Today in marketing, we focus on achieving a few KPIs, including acquisition targets. One way you might measure acquisition targets is Customer Lifetime Value (LTV). LTV, the amount of value a customer contributes to your business over their lifetime – from first purchase or contract and ends with churn — not only tells you if those new customers are worth the cost, but also how to identify and prioritize the highest value ones.
Understanding LTV helps you answer: is a customer’s value worth more (LTV – Lifetime Value) than their cost (CAC – Cost to Acquire a Customer)? When calculated correctly LTV is a powerful tool, when the number is erroneous critical decisions are made with bad information.
What are the basics of calculating LTV?
The simplest approach to calculating LTV is to rely on historical purchases and either Average Profit Per Use (APPU) or cohort revenue. To calculate APPU based LTV, calculate APPU per month.
Then add them up, and then multiply by 12 or 24 to get a one- or two-year LTV.
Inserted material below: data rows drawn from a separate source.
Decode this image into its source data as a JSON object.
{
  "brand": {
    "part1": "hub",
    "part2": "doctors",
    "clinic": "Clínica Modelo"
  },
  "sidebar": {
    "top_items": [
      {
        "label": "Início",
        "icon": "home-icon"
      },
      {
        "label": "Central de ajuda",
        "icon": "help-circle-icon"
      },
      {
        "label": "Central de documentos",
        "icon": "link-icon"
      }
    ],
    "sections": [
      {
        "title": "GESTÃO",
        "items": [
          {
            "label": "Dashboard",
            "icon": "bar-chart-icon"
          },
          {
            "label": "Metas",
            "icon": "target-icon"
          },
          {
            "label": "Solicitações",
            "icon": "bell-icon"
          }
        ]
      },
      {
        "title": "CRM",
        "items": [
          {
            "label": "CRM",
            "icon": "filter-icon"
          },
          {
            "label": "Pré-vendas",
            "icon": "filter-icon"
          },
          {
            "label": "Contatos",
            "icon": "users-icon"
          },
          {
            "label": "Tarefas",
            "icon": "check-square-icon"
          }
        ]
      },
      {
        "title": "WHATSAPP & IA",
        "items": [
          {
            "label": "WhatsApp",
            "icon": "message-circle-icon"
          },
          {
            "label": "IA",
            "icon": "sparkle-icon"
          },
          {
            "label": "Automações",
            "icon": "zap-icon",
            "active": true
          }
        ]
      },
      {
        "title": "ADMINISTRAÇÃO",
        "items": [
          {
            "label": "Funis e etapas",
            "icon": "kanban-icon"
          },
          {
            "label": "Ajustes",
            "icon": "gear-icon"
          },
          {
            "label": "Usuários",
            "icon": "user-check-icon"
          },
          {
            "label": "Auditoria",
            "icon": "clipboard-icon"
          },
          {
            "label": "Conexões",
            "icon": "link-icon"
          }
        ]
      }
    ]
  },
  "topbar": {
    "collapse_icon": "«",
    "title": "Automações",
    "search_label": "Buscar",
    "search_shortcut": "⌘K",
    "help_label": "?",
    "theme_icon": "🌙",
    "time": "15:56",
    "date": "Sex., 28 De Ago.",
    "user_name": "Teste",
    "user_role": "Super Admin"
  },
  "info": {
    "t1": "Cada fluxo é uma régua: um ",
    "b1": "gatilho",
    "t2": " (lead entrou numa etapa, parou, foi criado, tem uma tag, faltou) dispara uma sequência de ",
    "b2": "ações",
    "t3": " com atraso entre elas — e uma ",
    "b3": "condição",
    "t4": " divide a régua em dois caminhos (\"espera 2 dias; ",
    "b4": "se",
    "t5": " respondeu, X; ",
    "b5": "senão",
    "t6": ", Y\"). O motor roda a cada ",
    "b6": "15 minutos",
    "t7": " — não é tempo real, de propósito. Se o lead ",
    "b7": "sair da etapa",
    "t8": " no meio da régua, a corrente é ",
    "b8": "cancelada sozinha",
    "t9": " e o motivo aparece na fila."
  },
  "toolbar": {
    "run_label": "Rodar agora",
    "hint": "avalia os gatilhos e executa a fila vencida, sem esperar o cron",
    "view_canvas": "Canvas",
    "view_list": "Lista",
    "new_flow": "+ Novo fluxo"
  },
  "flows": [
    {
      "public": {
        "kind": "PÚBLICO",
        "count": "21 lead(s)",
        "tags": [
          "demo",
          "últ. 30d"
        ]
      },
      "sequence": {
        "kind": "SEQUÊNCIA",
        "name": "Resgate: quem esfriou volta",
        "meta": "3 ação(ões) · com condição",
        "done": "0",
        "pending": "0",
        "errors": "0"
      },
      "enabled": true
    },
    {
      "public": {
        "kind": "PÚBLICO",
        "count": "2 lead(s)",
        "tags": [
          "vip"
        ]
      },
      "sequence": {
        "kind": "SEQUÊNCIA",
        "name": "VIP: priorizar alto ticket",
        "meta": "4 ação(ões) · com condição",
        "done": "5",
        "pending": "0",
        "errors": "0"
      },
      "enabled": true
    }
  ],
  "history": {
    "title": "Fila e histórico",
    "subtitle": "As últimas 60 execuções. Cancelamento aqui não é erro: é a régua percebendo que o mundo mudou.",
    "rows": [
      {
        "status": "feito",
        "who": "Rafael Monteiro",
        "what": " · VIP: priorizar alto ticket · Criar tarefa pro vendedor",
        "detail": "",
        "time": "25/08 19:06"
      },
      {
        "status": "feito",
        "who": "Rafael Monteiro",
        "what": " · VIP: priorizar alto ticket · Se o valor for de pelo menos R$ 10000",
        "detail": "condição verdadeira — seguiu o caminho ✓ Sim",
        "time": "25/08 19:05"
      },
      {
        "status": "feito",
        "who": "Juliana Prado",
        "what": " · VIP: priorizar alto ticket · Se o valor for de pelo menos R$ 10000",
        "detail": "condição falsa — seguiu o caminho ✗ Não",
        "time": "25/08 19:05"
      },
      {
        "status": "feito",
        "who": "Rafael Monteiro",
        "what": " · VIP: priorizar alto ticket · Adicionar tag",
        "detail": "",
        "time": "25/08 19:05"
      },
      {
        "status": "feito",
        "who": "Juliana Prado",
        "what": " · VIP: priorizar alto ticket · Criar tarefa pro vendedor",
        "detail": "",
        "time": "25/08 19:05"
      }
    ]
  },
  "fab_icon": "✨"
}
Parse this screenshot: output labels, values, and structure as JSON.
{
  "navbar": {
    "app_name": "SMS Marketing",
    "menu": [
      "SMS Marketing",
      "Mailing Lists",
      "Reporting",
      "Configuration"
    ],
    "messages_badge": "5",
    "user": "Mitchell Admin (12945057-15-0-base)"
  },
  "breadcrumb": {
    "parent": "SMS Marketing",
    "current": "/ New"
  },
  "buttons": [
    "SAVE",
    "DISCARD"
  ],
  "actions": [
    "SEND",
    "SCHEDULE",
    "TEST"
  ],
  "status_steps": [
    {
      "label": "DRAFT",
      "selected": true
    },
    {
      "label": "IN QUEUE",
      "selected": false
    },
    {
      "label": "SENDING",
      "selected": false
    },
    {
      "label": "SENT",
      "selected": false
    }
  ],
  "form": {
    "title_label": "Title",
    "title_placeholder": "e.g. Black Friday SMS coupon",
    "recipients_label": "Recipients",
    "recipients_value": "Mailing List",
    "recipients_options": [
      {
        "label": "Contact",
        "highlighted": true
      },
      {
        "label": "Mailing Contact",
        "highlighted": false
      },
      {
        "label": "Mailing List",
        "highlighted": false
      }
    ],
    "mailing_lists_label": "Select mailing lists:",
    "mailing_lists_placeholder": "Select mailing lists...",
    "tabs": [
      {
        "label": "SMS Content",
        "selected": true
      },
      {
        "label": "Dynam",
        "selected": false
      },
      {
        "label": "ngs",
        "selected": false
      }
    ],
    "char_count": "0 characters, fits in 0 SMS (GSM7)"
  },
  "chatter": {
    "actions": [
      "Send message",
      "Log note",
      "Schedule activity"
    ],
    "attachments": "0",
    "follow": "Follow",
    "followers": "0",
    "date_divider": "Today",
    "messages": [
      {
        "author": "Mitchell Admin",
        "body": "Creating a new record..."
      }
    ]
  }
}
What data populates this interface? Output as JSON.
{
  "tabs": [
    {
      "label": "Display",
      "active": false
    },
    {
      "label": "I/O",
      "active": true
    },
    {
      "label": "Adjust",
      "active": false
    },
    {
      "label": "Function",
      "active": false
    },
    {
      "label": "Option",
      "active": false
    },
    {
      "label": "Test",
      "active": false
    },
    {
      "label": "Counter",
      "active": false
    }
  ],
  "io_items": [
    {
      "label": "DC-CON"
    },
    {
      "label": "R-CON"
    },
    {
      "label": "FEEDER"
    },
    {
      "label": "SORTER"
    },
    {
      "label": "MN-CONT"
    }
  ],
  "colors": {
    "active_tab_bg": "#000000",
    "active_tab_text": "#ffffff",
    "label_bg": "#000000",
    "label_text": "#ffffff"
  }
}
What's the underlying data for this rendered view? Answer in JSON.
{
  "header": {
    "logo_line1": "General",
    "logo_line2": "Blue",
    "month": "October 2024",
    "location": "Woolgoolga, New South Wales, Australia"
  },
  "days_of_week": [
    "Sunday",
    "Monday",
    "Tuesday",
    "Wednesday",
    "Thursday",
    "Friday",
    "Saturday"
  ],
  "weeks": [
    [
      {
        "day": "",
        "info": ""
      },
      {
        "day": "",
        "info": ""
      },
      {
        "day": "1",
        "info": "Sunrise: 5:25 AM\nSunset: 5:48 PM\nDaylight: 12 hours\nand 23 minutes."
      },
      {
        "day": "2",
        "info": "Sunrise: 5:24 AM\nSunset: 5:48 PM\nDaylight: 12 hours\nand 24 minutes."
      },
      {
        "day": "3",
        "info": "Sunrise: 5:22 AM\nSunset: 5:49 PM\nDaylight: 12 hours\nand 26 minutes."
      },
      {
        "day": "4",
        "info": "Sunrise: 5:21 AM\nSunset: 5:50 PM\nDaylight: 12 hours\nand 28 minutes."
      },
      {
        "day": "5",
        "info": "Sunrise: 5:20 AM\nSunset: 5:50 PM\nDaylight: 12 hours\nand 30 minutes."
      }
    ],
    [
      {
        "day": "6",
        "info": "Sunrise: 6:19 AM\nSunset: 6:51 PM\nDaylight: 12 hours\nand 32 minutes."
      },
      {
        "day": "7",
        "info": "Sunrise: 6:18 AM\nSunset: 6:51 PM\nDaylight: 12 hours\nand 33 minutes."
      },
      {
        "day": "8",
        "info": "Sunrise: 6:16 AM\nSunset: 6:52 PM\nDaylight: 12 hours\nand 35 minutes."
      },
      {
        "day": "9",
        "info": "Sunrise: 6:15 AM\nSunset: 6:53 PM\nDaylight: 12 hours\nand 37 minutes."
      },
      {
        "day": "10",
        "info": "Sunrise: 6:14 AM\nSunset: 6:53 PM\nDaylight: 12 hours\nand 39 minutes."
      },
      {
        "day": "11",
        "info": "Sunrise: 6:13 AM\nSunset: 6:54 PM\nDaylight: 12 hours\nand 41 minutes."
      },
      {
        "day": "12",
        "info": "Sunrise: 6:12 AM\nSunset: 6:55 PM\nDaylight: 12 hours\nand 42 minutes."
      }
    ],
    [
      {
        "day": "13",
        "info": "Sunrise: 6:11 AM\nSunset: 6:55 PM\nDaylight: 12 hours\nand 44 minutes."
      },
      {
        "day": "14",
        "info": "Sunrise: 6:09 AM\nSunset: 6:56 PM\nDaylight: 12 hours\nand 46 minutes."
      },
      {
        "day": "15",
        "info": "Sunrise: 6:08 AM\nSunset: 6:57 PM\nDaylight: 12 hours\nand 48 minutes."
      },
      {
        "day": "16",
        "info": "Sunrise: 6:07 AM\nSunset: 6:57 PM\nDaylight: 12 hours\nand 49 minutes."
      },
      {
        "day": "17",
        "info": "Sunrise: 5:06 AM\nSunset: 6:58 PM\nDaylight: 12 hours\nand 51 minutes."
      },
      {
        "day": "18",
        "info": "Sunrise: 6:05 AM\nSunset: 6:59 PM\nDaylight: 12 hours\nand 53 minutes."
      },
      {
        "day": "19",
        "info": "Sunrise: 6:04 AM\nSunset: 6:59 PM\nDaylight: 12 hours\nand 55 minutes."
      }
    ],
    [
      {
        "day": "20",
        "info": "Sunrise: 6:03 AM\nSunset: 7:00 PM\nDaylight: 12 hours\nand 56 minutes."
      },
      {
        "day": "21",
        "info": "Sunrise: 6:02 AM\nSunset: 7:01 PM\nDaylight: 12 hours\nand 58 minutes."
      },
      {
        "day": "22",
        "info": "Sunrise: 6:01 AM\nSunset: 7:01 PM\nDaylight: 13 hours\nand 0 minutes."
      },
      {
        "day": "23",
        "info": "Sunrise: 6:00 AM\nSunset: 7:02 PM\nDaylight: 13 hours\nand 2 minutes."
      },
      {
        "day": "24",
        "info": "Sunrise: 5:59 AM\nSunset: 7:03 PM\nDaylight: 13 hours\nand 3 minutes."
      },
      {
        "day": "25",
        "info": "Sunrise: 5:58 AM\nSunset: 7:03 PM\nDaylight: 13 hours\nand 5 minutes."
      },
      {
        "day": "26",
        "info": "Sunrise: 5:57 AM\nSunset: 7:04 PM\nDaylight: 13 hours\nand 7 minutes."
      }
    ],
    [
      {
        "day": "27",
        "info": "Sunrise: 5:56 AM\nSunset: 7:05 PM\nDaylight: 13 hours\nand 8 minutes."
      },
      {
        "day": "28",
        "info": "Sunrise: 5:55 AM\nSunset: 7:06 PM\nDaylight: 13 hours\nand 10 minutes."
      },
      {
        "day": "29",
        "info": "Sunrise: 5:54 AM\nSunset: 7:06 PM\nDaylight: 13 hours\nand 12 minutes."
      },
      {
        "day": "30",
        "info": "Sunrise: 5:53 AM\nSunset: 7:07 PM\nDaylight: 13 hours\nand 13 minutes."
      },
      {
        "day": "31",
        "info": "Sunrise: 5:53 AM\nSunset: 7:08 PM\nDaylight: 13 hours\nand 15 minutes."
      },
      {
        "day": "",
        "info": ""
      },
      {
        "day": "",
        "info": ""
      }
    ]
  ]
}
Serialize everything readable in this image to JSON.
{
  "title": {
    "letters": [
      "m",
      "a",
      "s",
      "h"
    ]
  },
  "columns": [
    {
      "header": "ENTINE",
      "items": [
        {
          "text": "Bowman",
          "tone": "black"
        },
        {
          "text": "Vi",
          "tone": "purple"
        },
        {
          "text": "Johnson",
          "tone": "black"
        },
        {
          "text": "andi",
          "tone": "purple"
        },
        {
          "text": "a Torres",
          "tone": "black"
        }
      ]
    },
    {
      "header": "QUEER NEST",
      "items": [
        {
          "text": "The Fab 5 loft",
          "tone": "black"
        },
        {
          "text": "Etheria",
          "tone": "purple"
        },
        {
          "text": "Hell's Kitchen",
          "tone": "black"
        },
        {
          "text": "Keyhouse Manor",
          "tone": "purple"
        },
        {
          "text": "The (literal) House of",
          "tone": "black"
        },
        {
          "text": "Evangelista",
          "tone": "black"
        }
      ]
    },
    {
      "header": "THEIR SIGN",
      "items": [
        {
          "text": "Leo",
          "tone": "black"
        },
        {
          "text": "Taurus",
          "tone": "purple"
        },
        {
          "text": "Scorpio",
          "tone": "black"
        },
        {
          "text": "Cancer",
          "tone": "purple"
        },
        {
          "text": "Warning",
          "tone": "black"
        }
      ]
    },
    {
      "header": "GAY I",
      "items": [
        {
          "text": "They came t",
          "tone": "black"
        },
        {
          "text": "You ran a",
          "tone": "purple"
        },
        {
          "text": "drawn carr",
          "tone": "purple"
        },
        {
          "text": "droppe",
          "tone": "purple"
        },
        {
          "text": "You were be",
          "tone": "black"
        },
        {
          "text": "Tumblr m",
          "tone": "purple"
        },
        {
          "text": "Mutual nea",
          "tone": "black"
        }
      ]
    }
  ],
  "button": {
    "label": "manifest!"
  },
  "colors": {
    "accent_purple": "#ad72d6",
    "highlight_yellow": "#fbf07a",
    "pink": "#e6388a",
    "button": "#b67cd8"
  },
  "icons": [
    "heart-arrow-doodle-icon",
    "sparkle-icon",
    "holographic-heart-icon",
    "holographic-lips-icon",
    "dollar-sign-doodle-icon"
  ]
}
Cohort analysis takes the APPU approach one step further. Instead of calculating an overall APPU, cohort analysis calculates ARPU per month per cohort (a cohort is a group of customers who share an attribute or set of attributes; i.e. those who joined or made their first purchase in a particular month could be defined as a cohort.).
Whichever historical method you choose you never want to compute historical LTV as “total revenue ÷ total customers”. The issue is this ignores how long customers have been with you, which is slightly a big deal! Because Historical LTV is backwards looking it can produce misleading results if your company, the market or your customer’s behavior have changed, or will change over time. You can guarantee that one of these three things will change.
If that is the case, your only option is Predictive LTV. Predictive LTV combines data points (transaction size, frequency, margin, behavioral, etc) to accurately predict LTV even in cases where data points (such as consumer behavior) seem inherently unpredictable. This is where you’ll want to get your data analysis gurus involved as well. Both of these models involve require sophisticated statistics and modeling skills.
How can you start calculating LTV?
If you intend to calculate long term customer value, we wrote a whole series on this in the Data Driven Daily. First, you’ll need to gather the following data:
- average value per transaction
- transaction frequency
- customer lifespan
- profit margin
You should also consider how you intend to segment your customers for long-term analysis. One method of segmentation for customers is cohort based. Cohort is based on the year in which these customers became customers. You would have one cohort per year of brand existence. If your business is more seasonal or younger than a year, you might consider segmenting customers by day or month. Another way to segment might be based on the changes in your product GUI, so people who used your first product GUI versus second product GUI.
After you segment these customers, you’ll want to track metrics like engagement and revenue per cohort. We’ve seen this a lot with customers who track annual customer cohorts based on engagement KPIs and overall revenue contribution.